My father-in-law kept bees when he lived 'out on the farm' in Spencer, Iowa. Here are his in-sights into beekeeping.
Robert Madsen -
One of the fun things I did years ago was to keep bees. Now, one of my kids, David, and his wife are giving it a shot.
He just sent me these pictures...they are the best pictures I have seen of what goes on inside a beehive.
Inside that regalia is son Dave. He and Shirley decided that they would like to include bees as a hobby. He has taken the lid off the box (called a 'super') and he is checking over things. You see a jar of sugar water there...you have to feed a new colony until the bees build up their numbers and are able to support themselves from the area's flower nectar and pollen. There are ten 'frames' with a sheet of foundation (wax with imprinted 'cells' that the bees "build out" to make full cells).

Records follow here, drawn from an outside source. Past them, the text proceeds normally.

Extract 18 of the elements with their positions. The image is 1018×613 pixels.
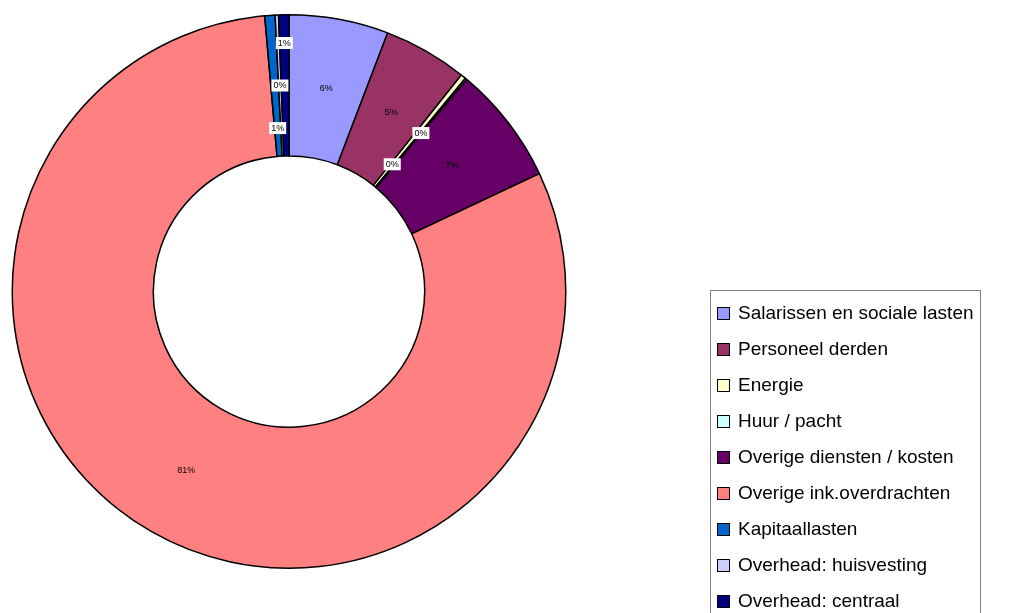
legend-label: Salarissen en sociale lasten	[738, 302, 974, 324]
data-label: 81%	[177, 464, 196, 475]
data-label: 1%	[277, 37, 291, 48]
legend-label: Overige diensten / kosten	[738, 446, 954, 468]
legend-label: Overhead: huisvesting	[738, 554, 928, 576]
legend-label: Kapitaallasten	[738, 518, 858, 540]
data-label: 1%	[271, 122, 285, 133]
data-label: 7%	[445, 160, 459, 171]
data-label: 6%	[319, 83, 333, 94]
data-label: 0%	[273, 80, 287, 91]
data-label: 0%	[385, 158, 399, 169]
data-label: 5%	[384, 106, 398, 117]
legend-label: Overhead: centraal	[738, 590, 900, 612]
legend-label: Huur / pacht	[738, 410, 842, 432]
legend-label: Energie	[738, 374, 804, 396]
legend-label: Personeel derden	[738, 338, 888, 360]
data-label: 0%	[414, 127, 428, 138]
legend-label: Overige ink.overdrachten	[738, 482, 951, 504]
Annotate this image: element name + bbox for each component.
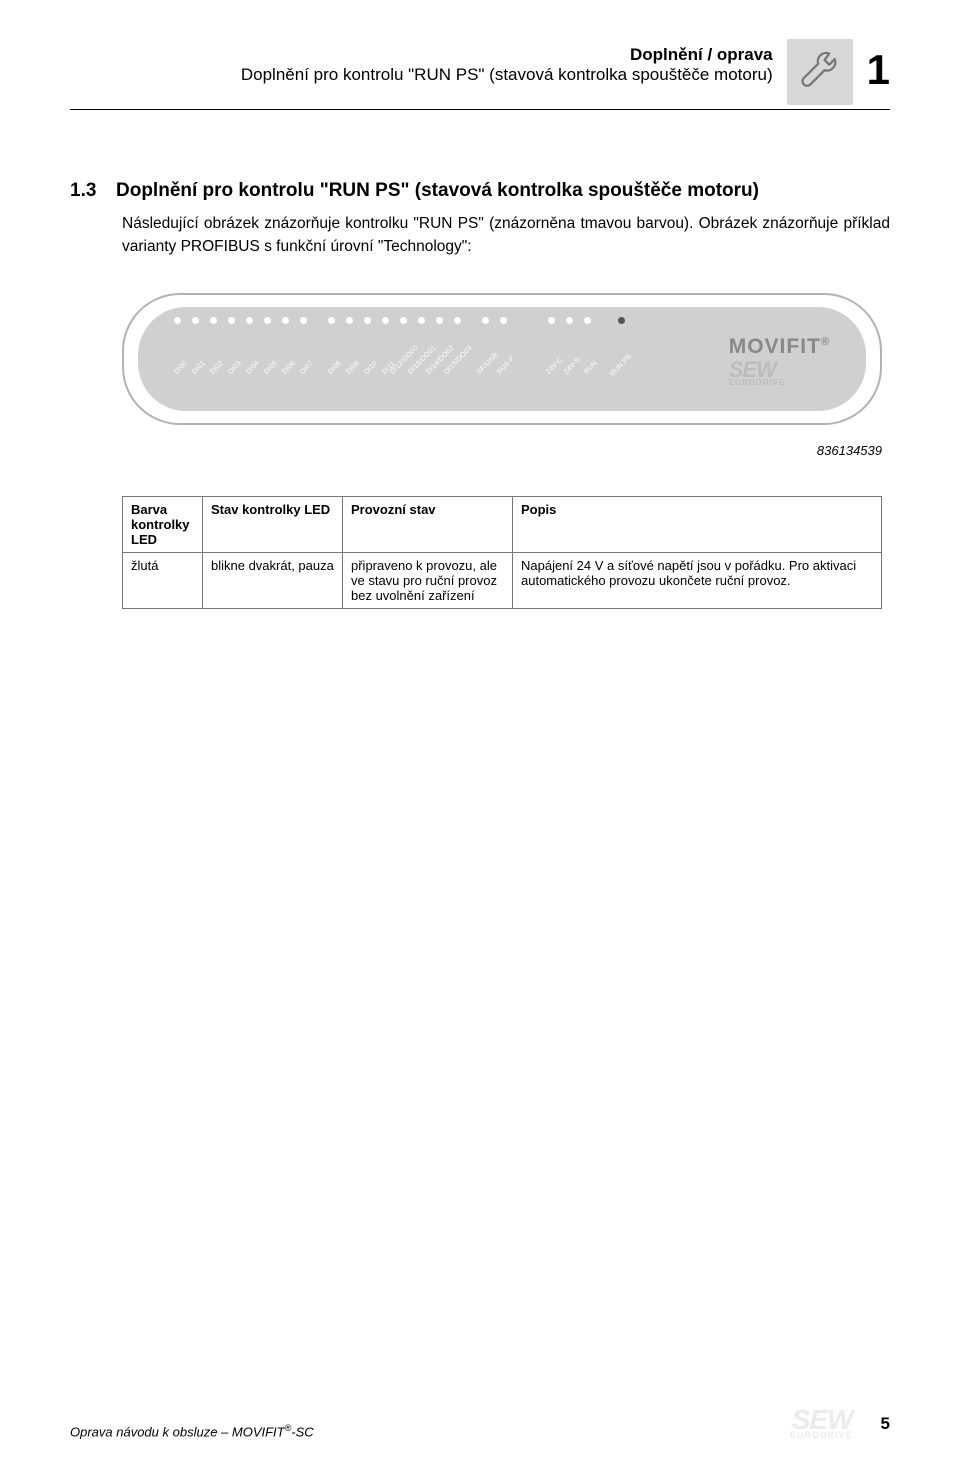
led: DI09 — [340, 317, 358, 334]
led-run-ps: RUN PS — [606, 317, 636, 334]
brand-sew: SEW — [729, 361, 830, 379]
led-dot — [192, 317, 199, 324]
td-mode: připraveno k provozu, ale ve stavu pro r… — [343, 552, 513, 608]
table-header-row: Barva kontrolky LED Stav kontrolky LED P… — [123, 496, 882, 552]
led-dot — [436, 317, 443, 324]
led: SF/USR — [476, 317, 494, 334]
led-dot — [364, 317, 371, 324]
page-header: Doplnění / oprava Doplnění pro kontrolu … — [70, 45, 890, 110]
led-dot — [300, 317, 307, 324]
led: DI11 — [376, 317, 394, 334]
led: DI05 — [258, 317, 276, 334]
td-color: žlutá — [123, 552, 203, 608]
led-dot — [454, 317, 461, 324]
led: DI12/DO00 — [394, 317, 412, 334]
led-dot — [500, 317, 507, 324]
led: DI10 — [358, 317, 376, 334]
led: DI02 — [204, 317, 222, 334]
led-dot — [328, 317, 335, 324]
section-paragraph: Následující obrázek znázorňuje kontrolku… — [122, 212, 890, 259]
led-dot — [400, 317, 407, 324]
figure-id: 836134539 — [122, 443, 882, 458]
led-dot — [346, 317, 353, 324]
led-dot — [566, 317, 573, 324]
led: DI01 — [186, 317, 204, 334]
led: DI08 — [322, 317, 340, 334]
device-figure: DI00DI01DI02DI03DI04DI05DI06DI07 DI08DI0… — [122, 293, 890, 458]
led: RUN — [578, 317, 596, 334]
page-footer: Oprava návodu k obsluze – MOVIFIT®-SC SE… — [70, 1409, 890, 1439]
led-group-2: DI08DI09DI10DI11DI12/DO00DI13/DO01DI14/D… — [322, 317, 466, 334]
footer-logo-euro: EURODRIVE — [790, 1432, 853, 1439]
th-color: Barva kontrolky LED — [123, 496, 203, 552]
section-title: Doplnění pro kontrolu "RUN PS" (stavová … — [116, 180, 759, 201]
footer-logo: SEW EURODRIVE — [790, 1409, 853, 1439]
brand-eurodrive: EURODRIVE — [729, 378, 830, 387]
wrench-icon — [787, 39, 853, 105]
led-dot — [264, 317, 271, 324]
led-dot — [548, 317, 555, 324]
footer-text: Oprava návodu k obsluze – MOVIFIT®-SC — [70, 1423, 314, 1439]
th-state: Stav kontrolky LED — [203, 496, 343, 552]
section: 1.3Doplnění pro kontrolu "RUN PS" (stavo… — [70, 180, 890, 609]
led-dot — [174, 317, 181, 324]
header-title-2: Doplnění pro kontrolu "RUN PS" (stavová … — [70, 65, 773, 85]
led: 24V-S — [560, 317, 578, 334]
led: BUS-F — [494, 317, 512, 334]
led-dot — [228, 317, 235, 324]
led-dot-dark — [618, 317, 625, 324]
header-title-1: Doplnění / oprava — [70, 45, 773, 65]
device-brand: MOVIFIT® SEW EURODRIVE — [729, 335, 830, 388]
led-group-3: SF/USRBUS-F — [476, 317, 512, 334]
table-row: žlutá blikne dvakrát, pauza připraveno k… — [123, 552, 882, 608]
led: DI15/DO03 — [448, 317, 466, 334]
led-dot — [246, 317, 253, 324]
led-status-table: Barva kontrolky LED Stav kontrolky LED P… — [122, 496, 882, 609]
led: DI07 — [294, 317, 312, 334]
led: DI04 — [240, 317, 258, 334]
led-row: DI00DI01DI02DI03DI04DI05DI06DI07 DI08DI0… — [168, 317, 840, 334]
led-dot — [210, 317, 217, 324]
led: DI00 — [168, 317, 186, 334]
led-dot — [584, 317, 591, 324]
footer-logo-sew: SEW — [790, 1409, 853, 1431]
footer-page-number: 5 — [881, 1414, 890, 1434]
th-mode: Provozní stav — [343, 496, 513, 552]
section-heading: 1.3Doplnění pro kontrolu "RUN PS" (stavo… — [70, 180, 890, 202]
brand-movifit: MOVIFIT® — [729, 335, 830, 359]
led-dot — [418, 317, 425, 324]
section-number: 1.3 — [70, 180, 116, 202]
led-dot — [282, 317, 289, 324]
led-dot — [382, 317, 389, 324]
led: DI03 — [222, 317, 240, 334]
td-state: blikne dvakrát, pauza — [203, 552, 343, 608]
led-dot — [482, 317, 489, 324]
led: DI14/DO02 — [430, 317, 448, 334]
led: DI06 — [276, 317, 294, 334]
led: DI13/DO01 — [412, 317, 430, 334]
section-number-large: 1 — [867, 49, 890, 91]
device-panel: DI00DI01DI02DI03DI04DI05DI06DI07 DI08DI0… — [122, 293, 882, 425]
td-desc: Napájení 24 V a síťové napětí jsou v poř… — [513, 552, 882, 608]
footer-right: SEW EURODRIVE 5 — [790, 1409, 890, 1439]
led-group-1: DI00DI01DI02DI03DI04DI05DI06DI07 — [168, 317, 312, 334]
led-group-4: 24V-C24V-SRUN — [542, 317, 596, 334]
led: 24V-C — [542, 317, 560, 334]
th-desc: Popis — [513, 496, 882, 552]
header-titles: Doplnění / oprava Doplnění pro kontrolu … — [70, 45, 773, 85]
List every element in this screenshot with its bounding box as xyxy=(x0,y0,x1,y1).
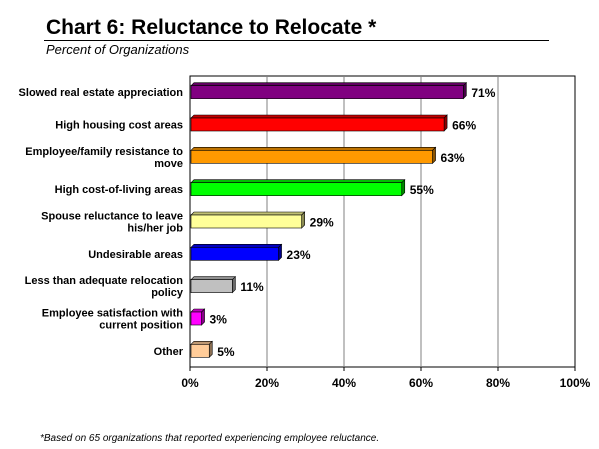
value-label: 23% xyxy=(287,248,311,262)
x-tick-label: 40% xyxy=(332,376,356,390)
x-tick-label: 100% xyxy=(560,376,591,390)
bar-top xyxy=(190,211,306,216)
bar-side xyxy=(278,243,282,262)
value-label: 11% xyxy=(240,280,264,294)
bar-side xyxy=(201,308,205,326)
category-label: Spouse reluctance to leave his/her job xyxy=(41,211,183,235)
bar xyxy=(190,150,433,164)
bar-side xyxy=(401,178,406,197)
bar-top xyxy=(190,341,213,345)
bar xyxy=(190,247,279,261)
x-tick-label: 80% xyxy=(486,376,510,390)
bar-top xyxy=(190,114,448,119)
bar-top xyxy=(190,147,437,151)
category-label: Undesirable areas xyxy=(88,249,183,261)
category-label: Employee satisfaction with current positi… xyxy=(42,308,183,332)
x-tick-label: 60% xyxy=(409,376,433,390)
bar xyxy=(190,85,464,99)
value-label: 71% xyxy=(471,86,495,100)
chart-footnote: *Based on 65 organizations that reported… xyxy=(40,433,380,444)
category-label: Less than adequate relocation policy xyxy=(25,275,184,299)
bar-side xyxy=(301,211,305,229)
x-tick-label: 0% xyxy=(181,376,199,390)
x-tick-label: 20% xyxy=(255,376,279,390)
value-label: 66% xyxy=(452,119,476,133)
category-label: Slowed real estate appreciation xyxy=(19,87,184,99)
category-label: High housing cost areas xyxy=(55,120,183,132)
bar-side xyxy=(232,275,236,294)
bar-top xyxy=(190,82,468,86)
value-label: 55% xyxy=(410,183,434,197)
value-label: 63% xyxy=(441,151,465,165)
value-label: 29% xyxy=(310,216,334,230)
category-label: Other xyxy=(154,346,184,358)
value-label: 5% xyxy=(217,345,235,359)
bar xyxy=(190,214,302,229)
category-label: Employee/family resistance to move xyxy=(25,146,183,170)
bar-side xyxy=(432,146,436,165)
bar xyxy=(190,182,403,196)
bar xyxy=(190,279,233,293)
bar xyxy=(190,344,210,358)
bar-side xyxy=(463,81,467,100)
chart-title: Chart 6: Reluctance to Relocate * xyxy=(46,16,377,39)
bar-side xyxy=(443,114,448,132)
bar xyxy=(190,311,202,326)
bar-side xyxy=(208,340,213,359)
bar-top xyxy=(190,276,237,280)
bar-top xyxy=(190,244,283,248)
bar xyxy=(190,117,445,132)
title-rule xyxy=(44,40,549,41)
category-label: High cost-of-living areas xyxy=(55,184,183,196)
value-label: 3% xyxy=(210,313,228,327)
chart-subtitle: Percent of Organizations xyxy=(46,42,190,57)
bar-top xyxy=(190,179,406,183)
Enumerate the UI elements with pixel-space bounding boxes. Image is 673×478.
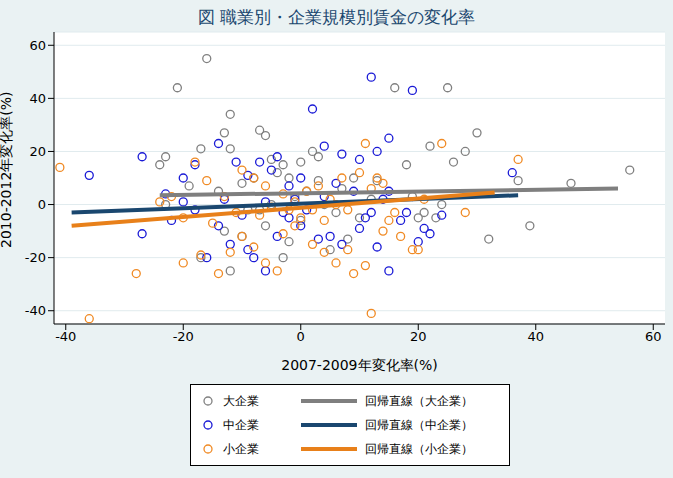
svg-text:40: 40 [29, 91, 46, 106]
html-text:回帰直線（大企業）: 回帰直線（大企業） [365, 393, 473, 408]
svg-text:0: 0 [38, 197, 46, 212]
svg-text:20: 20 [29, 144, 46, 159]
svg-text:40: 40 [527, 329, 544, 344]
html-text:図 職業別・企業規模別賃金の変化率: 図 職業別・企業規模別賃金の変化率 [197, 7, 476, 27]
html-text:小企業: 小企業 [223, 441, 259, 456]
svg-text:2007-2009年変化率(%): 2007-2009年変化率(%) [281, 357, 438, 373]
html-text:中企業: 中企業 [223, 417, 259, 432]
svg-text:-20: -20 [25, 250, 46, 265]
svg-text:20: 20 [410, 329, 427, 344]
html-text:大企業: 大企業 [223, 393, 259, 408]
svg-text:0: 0 [297, 329, 305, 344]
svg-text:-20: -20 [173, 329, 194, 344]
html-text:回帰直線（中企業）: 回帰直線（中企業） [365, 417, 473, 432]
svg-text:-40: -40 [25, 303, 46, 318]
svg-text:2010-2012年変化率(%): 2010-2012年変化率(%) [8, 91, 14, 248]
html-text:回帰直線（小企業）: 回帰直線（小企業） [365, 441, 473, 456]
svg-text:-40: -40 [55, 329, 76, 344]
svg-text:60: 60 [29, 38, 46, 53]
svg-text:60: 60 [645, 329, 662, 344]
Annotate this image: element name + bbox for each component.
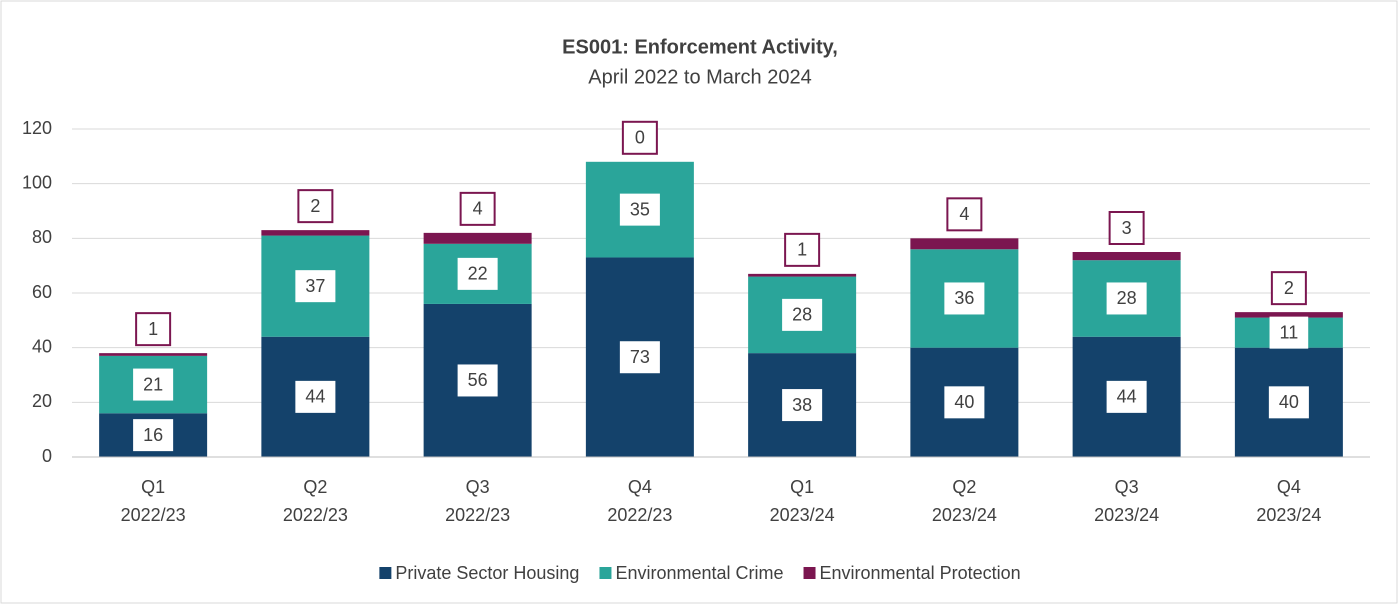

The legs of the beehive are immersed in oil to prevent ants from climbing into the hive.
That other 'box' is also a brooder box that will have ten frames set. It will sit atop the one Dave is working in. There is no partition between the boxes so the bees can move into it as their numbers increase.
Since this is a new brooder box it is nice and clean. After a few weeks, the bees deposit propolis which they produce as the 'glue' that sticks everything together...a dark yellow color.
A good close up. Here the bees are putting the nectar into the cells. The bees 'build out' the cells from what was just a little ridge on the wax foundation into what you see here. All are six sided.
Dave has lifted out a couple of frames so he can see inside the hive. Long ago bee keepers (apiarists) learned that bees always build their natural hives with spacing that is a specific distance (3/8" or 7.5mm +/- 1.5mm for you metric people) so the manufacturers' of hives use these same tolerances. It seems to be just the distance a bee requires when carrying a load of nectar or pollen.
Dave has removed two frames to show how things look inside the hive. At this time you will find most of the bees located in the center of the hive. Actually, the bees form a 'ball' that sits right in the center of the box...with the greatest density being between the fifth and sixth frames and lessening in numbers as you move to the sides of the box. The central part of the hive is the first part that the bees develop. In the winter, the bees bunch to maintain their body heat.
Can you spot the queen in the upper right-hand section? She is about twice the size of the worker bees. She deposits fertilized eggs into the empty cells. The cells that appear "shiny" inside have developing larva. The queen flies on a mating flight and is chased by a number of drones...of which only one will mate with the queen (he, the drone, is rewarded by immediately dying - giving us guys something to think about, huh?). This one sexual encounter provides the sperm to fertilize the hundreds of thousands of eggs she will lay during her lifetime. These bees are of Italian stock, the most common variety used for pollination and honey production in the U.S.